Mas o espirito está lá, e,
com ele, estão aspirações incoercíveis de infinito, que o homem pode iludir,
mas não pode experimentar. Daí, antinomias insuperáveis, que solicitam o homem
para fora das linhas clássicas da existência, e o projectam num mundo de sonho,
em que se refunde, afinal, o romantismo do desespero, para onde os estetas de
falsas profecias nos estão a conduzir.
Para o romantismo do
desespero, nem contam as leis eternas de Deus, nem valem as leis de emergência
dos homens. Daí, a rebelião e o azedume, numa atitude constante de desconfiança
e de autodefesa, tão facilmente encontradiça, por exemplo, em todos os filmes,
em que James Dean é protagonista. Estou a pensar em “Fúria de Viver”, “A leste
do Paraíso” e “O Gigante”. São filmes sombrios, feitos à imagem semelhança do
actor, que nem sequer precisou de representar, para aparecer em cena.
Bastou-lhe ser ele, tal e qual o romantismo do desespero o fez.

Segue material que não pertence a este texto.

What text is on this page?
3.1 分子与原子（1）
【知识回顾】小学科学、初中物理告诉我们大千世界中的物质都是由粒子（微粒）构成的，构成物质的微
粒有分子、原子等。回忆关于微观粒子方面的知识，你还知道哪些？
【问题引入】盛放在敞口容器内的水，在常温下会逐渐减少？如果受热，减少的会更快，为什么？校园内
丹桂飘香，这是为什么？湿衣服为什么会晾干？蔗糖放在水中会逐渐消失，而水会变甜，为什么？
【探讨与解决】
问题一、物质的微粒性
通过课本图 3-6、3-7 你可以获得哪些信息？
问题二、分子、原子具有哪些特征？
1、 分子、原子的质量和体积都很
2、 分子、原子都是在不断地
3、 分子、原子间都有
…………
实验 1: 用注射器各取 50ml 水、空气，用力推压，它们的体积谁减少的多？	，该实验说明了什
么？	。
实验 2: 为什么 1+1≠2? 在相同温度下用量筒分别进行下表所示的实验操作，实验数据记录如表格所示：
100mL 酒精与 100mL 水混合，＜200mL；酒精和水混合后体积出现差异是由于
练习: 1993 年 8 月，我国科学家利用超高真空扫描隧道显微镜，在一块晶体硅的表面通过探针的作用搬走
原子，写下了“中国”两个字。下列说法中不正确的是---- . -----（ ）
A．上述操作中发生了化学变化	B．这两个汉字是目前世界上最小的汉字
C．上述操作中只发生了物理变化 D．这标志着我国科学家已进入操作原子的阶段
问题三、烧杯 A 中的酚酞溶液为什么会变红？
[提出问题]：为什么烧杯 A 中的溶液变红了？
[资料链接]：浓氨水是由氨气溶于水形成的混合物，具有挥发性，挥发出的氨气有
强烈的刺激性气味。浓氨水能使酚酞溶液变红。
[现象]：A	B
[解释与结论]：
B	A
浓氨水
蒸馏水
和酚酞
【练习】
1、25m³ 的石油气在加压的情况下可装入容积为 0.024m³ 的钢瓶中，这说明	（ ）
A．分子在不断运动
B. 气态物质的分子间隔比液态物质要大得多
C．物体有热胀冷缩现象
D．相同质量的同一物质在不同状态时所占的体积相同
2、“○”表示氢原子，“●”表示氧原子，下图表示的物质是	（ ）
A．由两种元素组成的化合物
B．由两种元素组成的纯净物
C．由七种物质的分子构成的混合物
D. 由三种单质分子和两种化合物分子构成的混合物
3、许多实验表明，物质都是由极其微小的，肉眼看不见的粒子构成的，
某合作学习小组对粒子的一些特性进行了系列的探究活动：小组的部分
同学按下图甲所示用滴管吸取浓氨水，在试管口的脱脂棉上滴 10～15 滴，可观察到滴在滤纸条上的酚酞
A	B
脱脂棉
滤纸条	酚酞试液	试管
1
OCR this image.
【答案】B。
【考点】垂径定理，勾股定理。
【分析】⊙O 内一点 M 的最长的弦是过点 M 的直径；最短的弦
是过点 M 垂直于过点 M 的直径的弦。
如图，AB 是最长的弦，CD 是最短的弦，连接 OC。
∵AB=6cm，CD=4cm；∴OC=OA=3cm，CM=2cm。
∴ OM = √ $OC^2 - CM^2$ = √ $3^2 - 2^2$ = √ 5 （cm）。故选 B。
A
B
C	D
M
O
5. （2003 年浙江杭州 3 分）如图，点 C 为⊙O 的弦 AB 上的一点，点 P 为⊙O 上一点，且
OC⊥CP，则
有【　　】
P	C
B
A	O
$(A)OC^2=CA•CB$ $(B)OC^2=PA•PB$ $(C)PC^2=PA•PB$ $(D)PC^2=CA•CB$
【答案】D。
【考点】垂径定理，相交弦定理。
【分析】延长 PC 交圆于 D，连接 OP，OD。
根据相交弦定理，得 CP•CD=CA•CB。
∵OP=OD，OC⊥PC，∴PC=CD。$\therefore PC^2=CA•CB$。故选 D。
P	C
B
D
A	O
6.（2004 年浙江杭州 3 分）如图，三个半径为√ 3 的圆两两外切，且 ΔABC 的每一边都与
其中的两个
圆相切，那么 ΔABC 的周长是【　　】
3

Em “Fúria de Viver”, James
Dean é um inadaptado incorrigível, na escola e em tudo, e, por isso, um falhado
e um indesejável social. Em “A leste do Paraíso”, a inadaptação e o cinismo
atingem o desespero dentro do próprio lar paterno. E em “O Gigante”, vemo-lo
encarnar o egoísmo cínico do arrivista falhado, no que há de mais profundamente
humano no coração do homem. Creio serem estes os únicos filmes em que James
Dean colaborou, e em todos eles o protagonista se desentranha em gestos
absurdos, ferozmente egoístas, e com total desprezo pela comunidade. O reflexo
da auto-defesa, que corresponde a este criminoso desprezo para com a
comunidade, conduz, pelo seu próprio peso, à constituição de pequenos estados
no estado, ou sejam as sociedades artificiais, que têm o seu paradigma na mania
clubista, quase sempre organizada à imagem e semelhança das lojas maçónicas e
das células comunistas. Havia uma célula natural, que era o lar, prolongado na
amizade de vizinhança e na afinidade das famílias do mesmo sangue. Mas tudo
isto se perdeu, quando se perdeu, o sentido superior da vida. Na sua vez,
surgem as comunidades artificiais, que são os clubes, organizados em seitas de
todas obediências, menos a legítima e nobilitante obediência à autoridade
constituída.
Foi assim que os estetas
de falsas profecias levaram todos os descontentes a trocar a milícia pelo
ergástulo, e a substituir a ordem clássica da paz, que é a tranquilidade na
ordem, pelo romantismo do desespero, que é a desordem definitivamente instalada
na vida de cada um.
Para justificar todo este
artificialismo, que os três filmes de Dean traduziram e talvez pretendessem
legitimar, há quem diga que a coisa se explica pelo desencanto da juventude, em
face da actual sociedade burguesa. Dizem que a juventude tem necessidade de
sonho e que precisa de encontrar, numa sociedade autêntica, o lugar que lhe
pertence. É verdade. Em todo o caso, parece-me que não é este o caminho do
triunfo. Se não me engano, onde os estetas de falsas profecias querem conduzir
a juventude é a um mundo ainda mais aburguesado do que aquele de que se
queixam, visto ser um mundo infra-humano e de irresponsabilidade total. Pelo
menos, é esse o sentido bem marcado nos três filmes de James Dean. E é também
esse o sentido transparente nos dois livros, até hoje dados à estampa, por
Françoise Sagan…
Ora, o futuro de cada um e
o lugar que a cada deve pertencer na vida, não são coisas que venham
burguesmente já feitas pelos outros, sejam os pais ou o Estado. Seria essa a
pior forma de parasitismo burguês. O futuro, deve cada um conquistá-lo, à sua
custa, no esforço constante de cada dia, a caminho de melhor e mais perfeita autorrealização.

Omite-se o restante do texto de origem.